Nach 30 Jahren hat Lucinda Childs ihr bahnbrechendes Stück DANCE wiederaufgenommen. Das Tanzquartier Wien brachte die Europa-Premiere mit neuer Besetzung nach Wien. Intendant Walter Heun geht damit seinen Weg der Öffnung des Hauses behutsam, aber konsequent weiter.
DANCE ist ein Juwel der Postmoderne. In diesem Werk aus dem Jahr 1979 sind die kreativen Kräfte dreier AusnahmekünstlerInnen vereint: des Komponisten Philip Glass, des bildenden Künstlers Sol LeWitt und der Choreografin Lucinda Childs. Aus dieser symbiotischen künstlerischen Zusammenarbeit ist eines der dichtesten multimedialen Œuvres der jüngeren Tanzgeschichte entstanden.

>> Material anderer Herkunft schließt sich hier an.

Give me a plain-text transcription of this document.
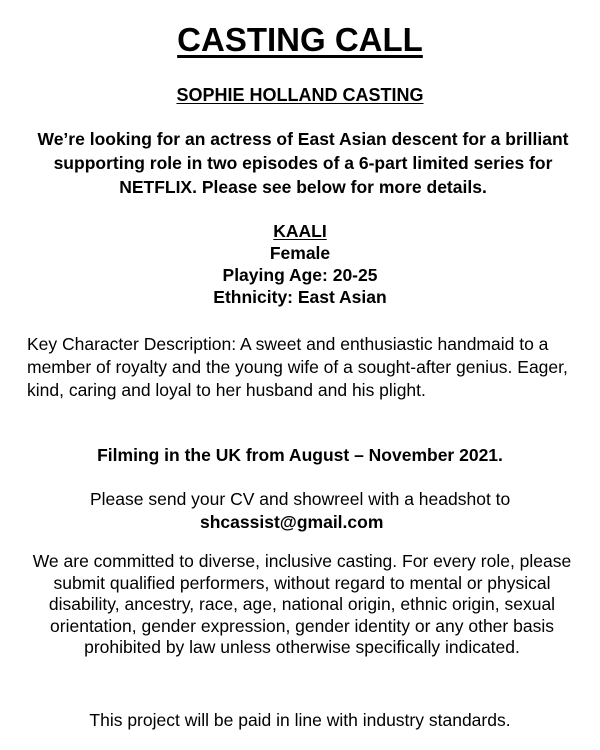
CASTING CALL
SOPHIE HOLLAND CASTING
We’re looking for an actress of East Asian descent for a brilliant supporting role in two episodes of a 6-part limited series for NETFLIX. Please see below for more details.
KAALI
Female
Playing Age: 20-25
Ethnicity: East Asian
Key Character Description: A sweet and enthusiastic handmaid to a member of royalty and the young wife of a sought-after genius. Eager, kind, caring and loyal to her husband and his plight.
Filming in the UK from August – November 2021.
Please send your CV and showreel with a headshot to
shcassist@gmail.com
We are committed to diverse, inclusive casting. For every role, please submit qualified performers, without regard to mental or physical disability, ancestry, race, age, national origin, ethnic origin, sexual orientation, gender expression, gender identity or any other basis prohibited by law unless otherwise specifically indicated.
This project will be paid in line with industry standards.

Der schwarz-weiß Film des Konzeptkünstlers LeWitt mit den TänzerInnen der Originalbesetzung (darunter die Choreografin) wird auf eine transparente Leinwand vor der Tanzfläche projiziert und verdoppelt die Bühnenaktionen. Die Aufnahmen der überlebensgroßen Tänzerkörper überlagern die TänzerInnen auf der Bühne, der Film verschmilzt mit der Bühne oder wird zum Bühnenbild, wenn er seitlich oder über den Köpfen der TänzerInnen projiziert wird.
Glass’ Musik – ebenso wie der Film für die Wiederaufnahme neu eingespielt – gibt drängend das Tempo vor. Die Partitur des Minimalmusikers findet in Childs’ Bewegungsmaterial ihre kongeniale Entsprechung. Die Sequenzen aus schnellen Schrittfolgen, kleinen Sprüngen, rasanten Drehungen werden ebenso wie die Musik beinahe unmerklich variiert und aufgebaut. Das dreiteilige Stück besteht aus zwei Gruppentänzen und einem Solo, das ursprünglich von Childs selbst getanzt wurde.

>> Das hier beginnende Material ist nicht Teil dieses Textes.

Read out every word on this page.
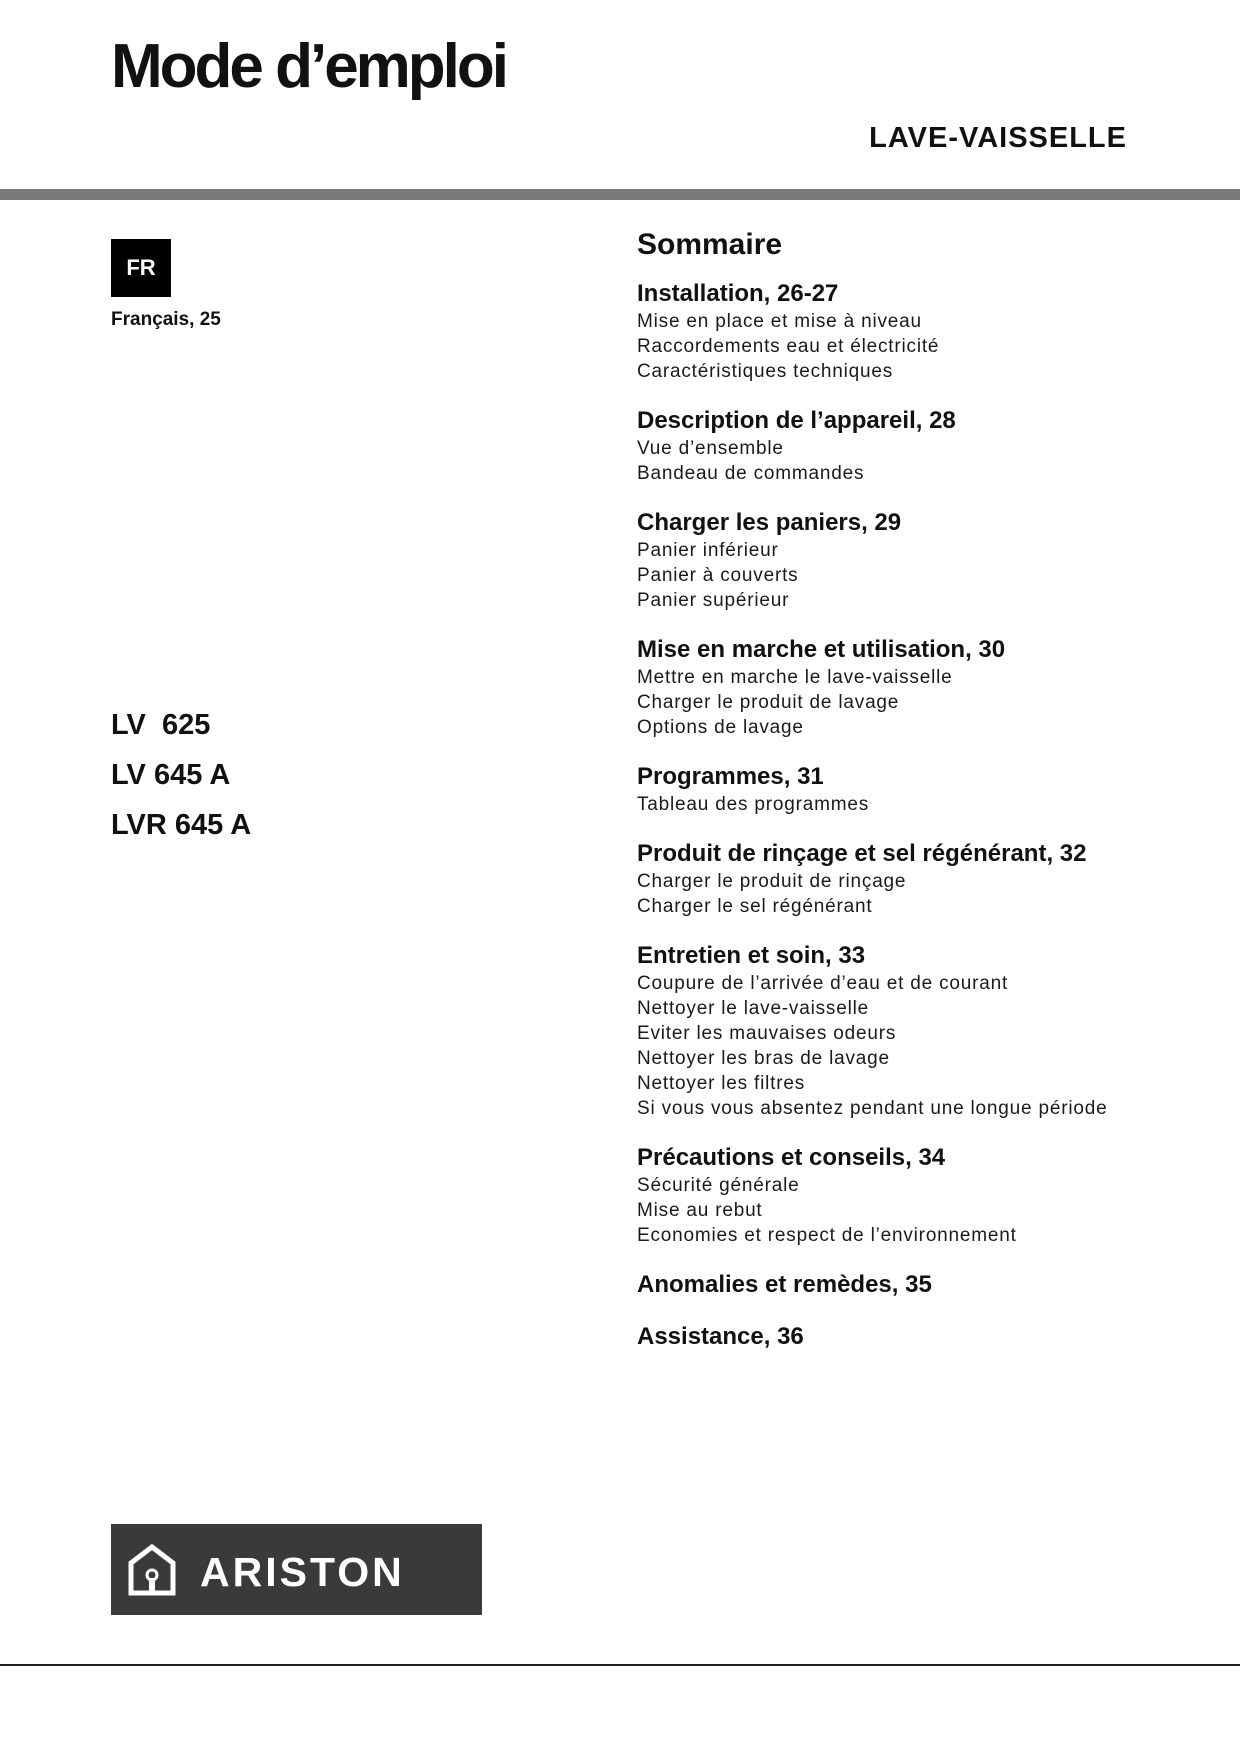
Mode d’emploi
LAVE-VAISSELLE
FR
Français, 25
LV  625
LV 645 A
LVR 645 A
Sommaire
Installation, 26-27
Mise en place et mise à niveau
Raccordements eau et électricité
Caractéristiques techniques
Description de l’appareil, 28
Vue d’ensemble
Bandeau de commandes
Charger les paniers, 29
Panier inférieur
Panier à couverts
Panier supérieur
Mise en marche et utilisation, 30
Mettre en marche le lave-vaisselle
Charger le produit de lavage
Options de lavage
Programmes, 31
Tableau des programmes
Produit de rinçage et sel régénérant, 32
Charger le produit de rinçage
Charger le sel régénérant
Entretien et soin, 33
Coupure de l’arrivée d’eau et de courant
Nettoyer le lave-vaisselle
Eviter les mauvaises odeurs
Nettoyer les bras de lavage
Nettoyer les filtres
Si vous vous absentez pendant une longue période
Précautions et conseils, 34
Sécurité générale
Mise au rebut
Economies et respect de l’environnement
Anomalies et remèdes, 35
Assistance, 36
ARISTON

Die Konstanz der Bewegung und der Musik in synchroner Perfektion versetzen das Publikum in eine Art Trance. So manch inspirierter Zuseher versuchte nach der Vorstellung im Hof des Museumsquartiers hüpfend und drehend die Bewegungssequenzen zu rekonstruieren. Was 1979 bei der Premiere in Amsterdam größtenteils auf Unverständnis traf, ist heute für das Publikum eine hin- und mitreißende, „uplifiting“ Tanzerfahrung.

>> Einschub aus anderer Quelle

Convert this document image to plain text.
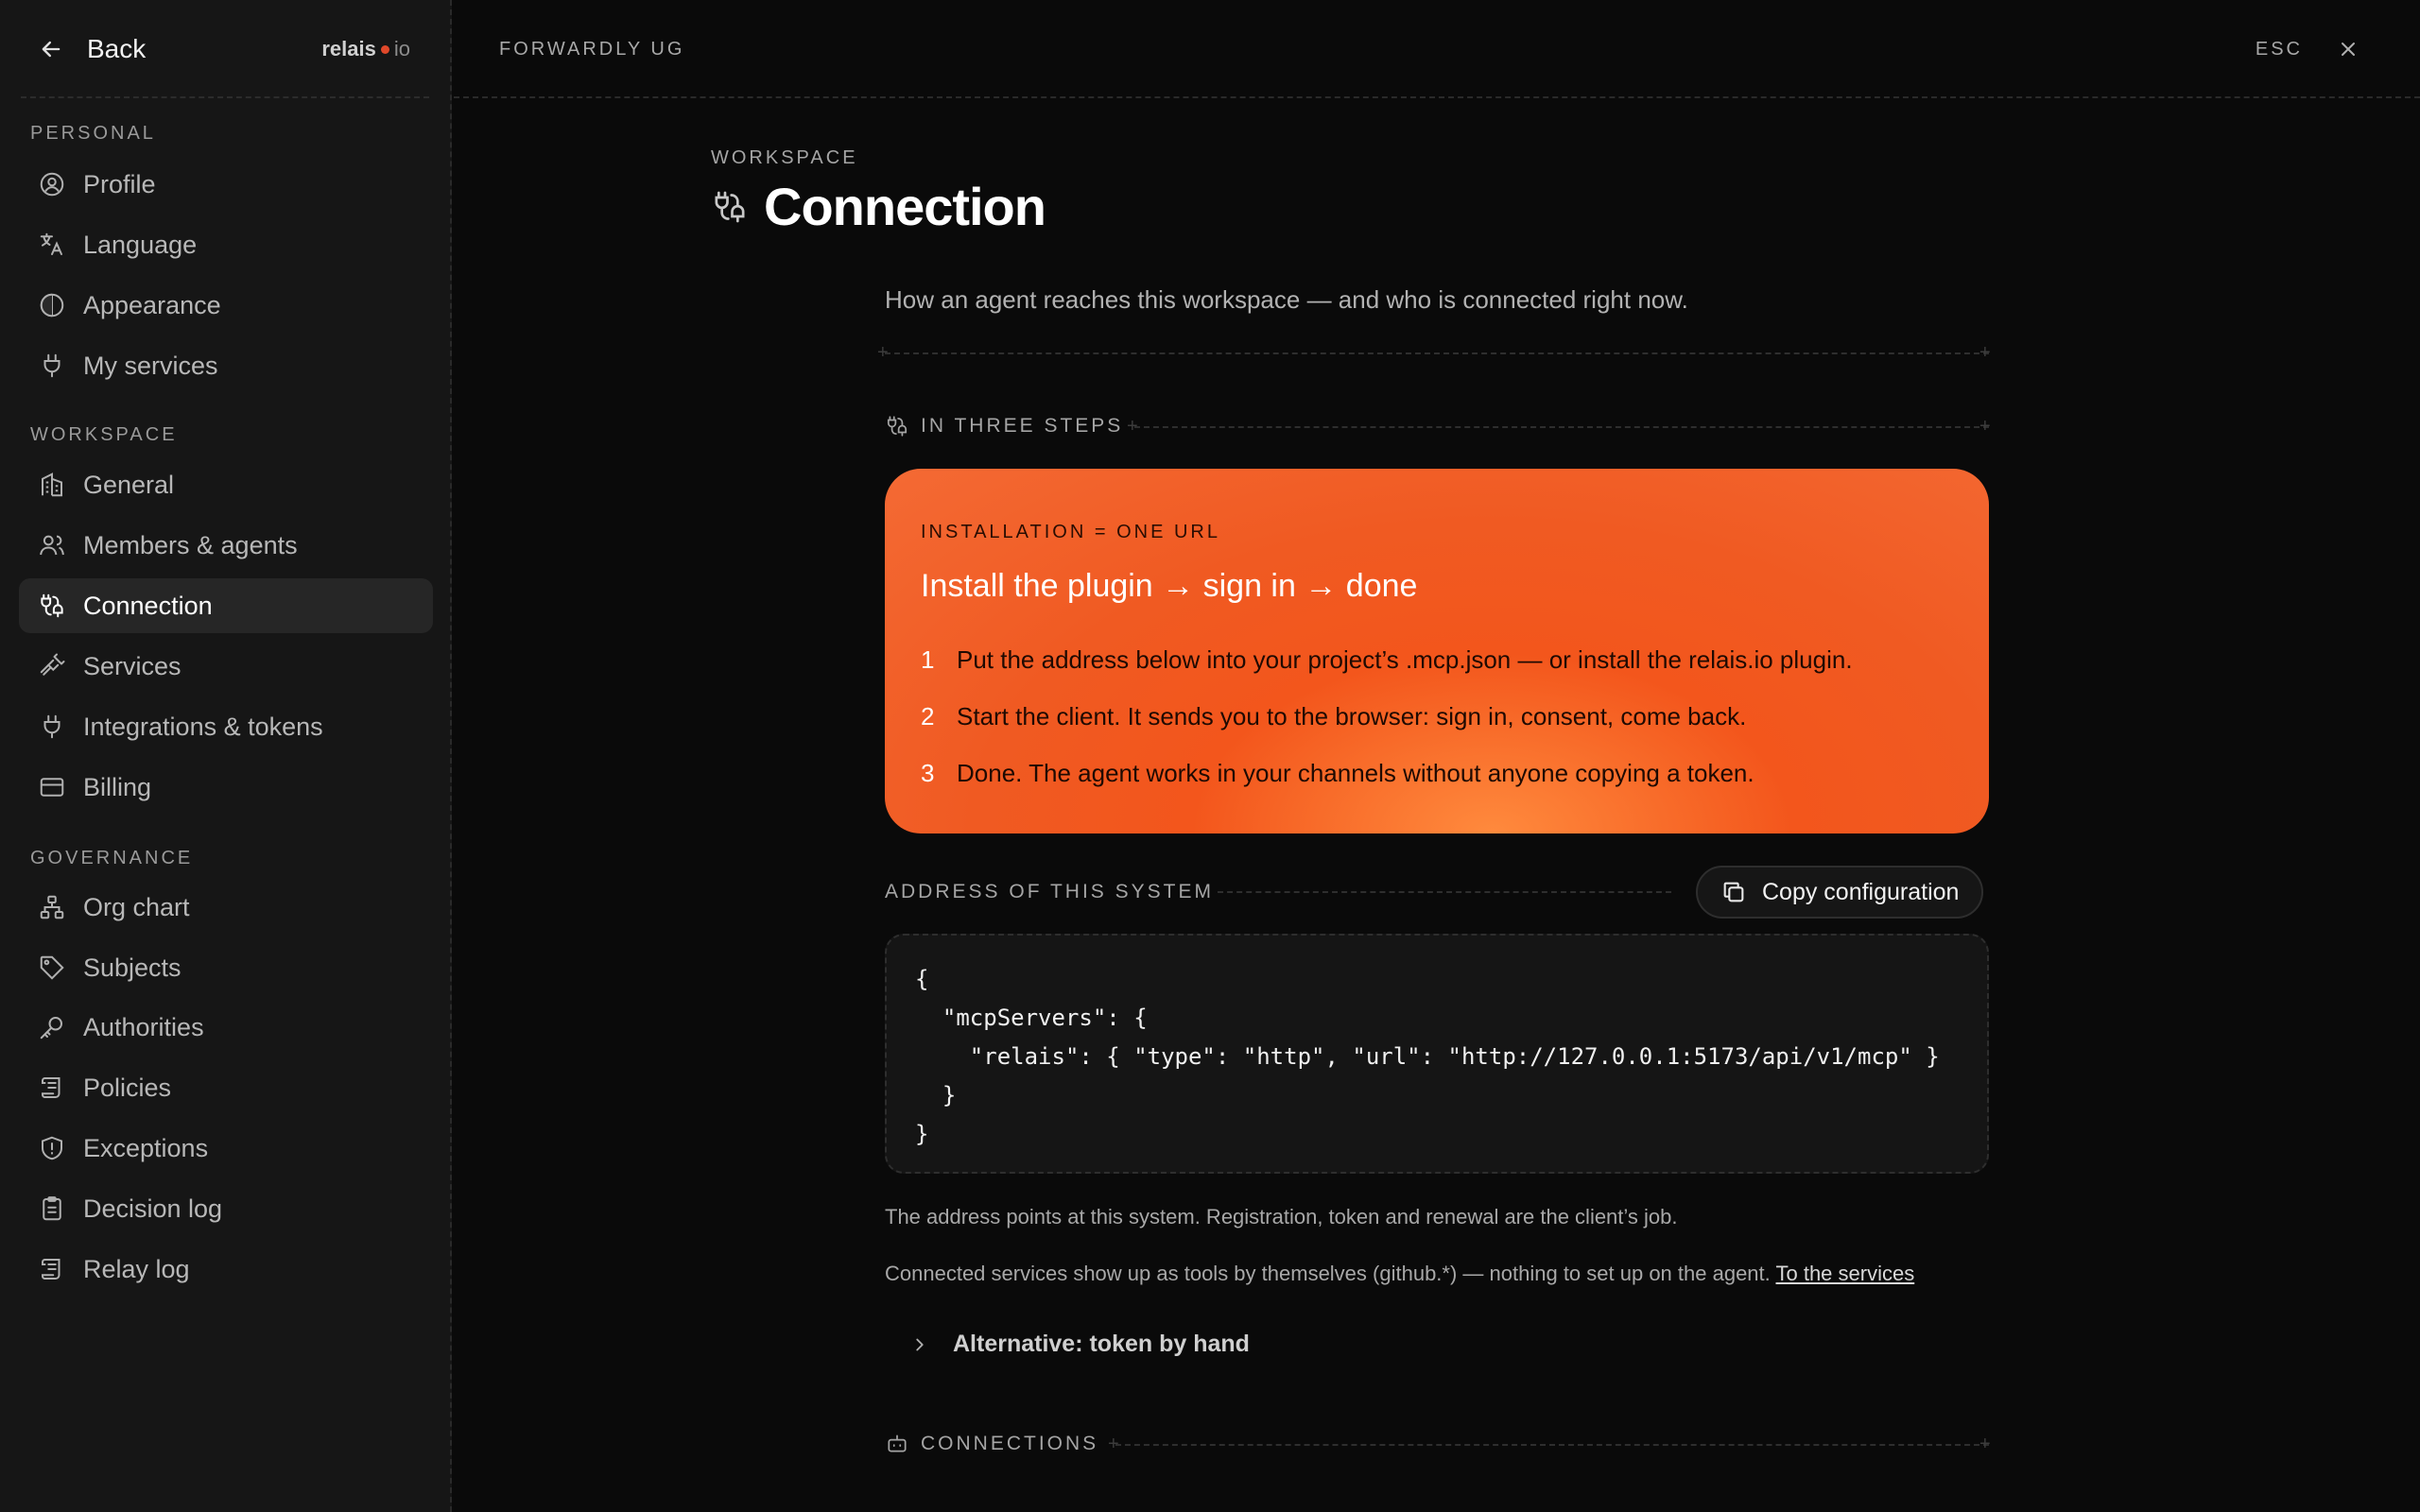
Back	relais io
PERSONAL
Profile
Language
Appearance
My services
WORKSPACE
General
Members & agents
Connection
Services
Integrations & tokens
Billing
GOVERNANCE
Org chart
Subjects
Authorities
Policies
Exceptions
Decision log
Relay log
FORWARDLY UG	ESC
WORKSPACE
Connection

How an agent reaches this workspace — and who is connected right now.

+	+
IN THREE STEPS +	+
INSTALLATION = ONE URL
Install the plugin → sign in → done
1 Put the address below into your project’s .mcp.json — or install the relais.io plugin.
2 Start the client. It sends you to the browser: sign in, consent, come back.
3 Done. The agent works in your channels without anyone copying a token.
ADDRESS OF THIS SYSTEM	Copy configuration
{
"mcpServers": {
"relais": { "type": "http", "url": "http://127.0.0.1:5173/api/v1/mcp" }
}
}

The address points at this system. Registration, token and renewal are the client’s job.

Connected services show up as tools by themselves (github.*) — nothing to set up on the agent. To the services

Alternative: token by hand
CONNECTIONS +	+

In der Gegenüberstellung von Film und Bühnentanz wurde auch die Veränderung der Tanztechnik in den letzten dreißig Jahren sichtbar. Die jungen erstklassigen TänzerInnen sind präziser geworden, haben aber nicht mehr den entspannt-lässigen Bewegungsduktus der Originalbesetzung (den Anne Teresa De Keersmaeker so wunderbar weiterentwickelt hat). Das ist besonders in den Armschwüngen sichtbar. Die Bewegungen auf der Bühne wirken klassischer beziehungsweise formaler als im Film. Die Arme werden heute in schöner Linienführung gehalten, abgewinkelte Hände sind nur im Film zu sehen. Bei der Beinarbeit mag der Unterschied auch an den Schuhen liegen. 1979 trugen die PerformerInnen „Sneakers“, nun können sie ihre Füße in weichen Tanzschuhen perfekt strecken.
Vor DANCE hatte Lucinda Childs für die Oper „Einstein on the Beach“ bereits mit Philip Glass und dem Regisseur Robert Wilson zusammengearbeitet. Nach DANCE hat die Choreografin nur wenig unabhängige Produktionen, sondern vorwiegend Auftragsarbeiten für zahlreiche renommierte Ballettcompagnien (etwa Ballet de l’Opéra de Paris, Les Ballets de Monte Carlo, Boston Ballet, Bayerisches Staatsballett München, Ballet National de Marseille) realisiert. Sie arbeitet häufig mit bedeutenden bildenden Künstlern, Komponisten und Regisseuren wie Frank Gehry, Heryk Górecki, Terry Riley, Iannis Xenakis und immer wieder mit Glass und Wilson zusammen. Seit 1992 hat sie in einer Reihe von Operninszenierungen choreografisch und tänzerisch mitgewirkt, darunter an der Mailänder Scala und bei den Salzburger Festspielen.
Lucinda Childs hat also die besten Referenzen, und es bleibt zu hoffen, dass auch Wien demnächst (zum Beispiel das Wiener Staatsballett) dazu gehören wird.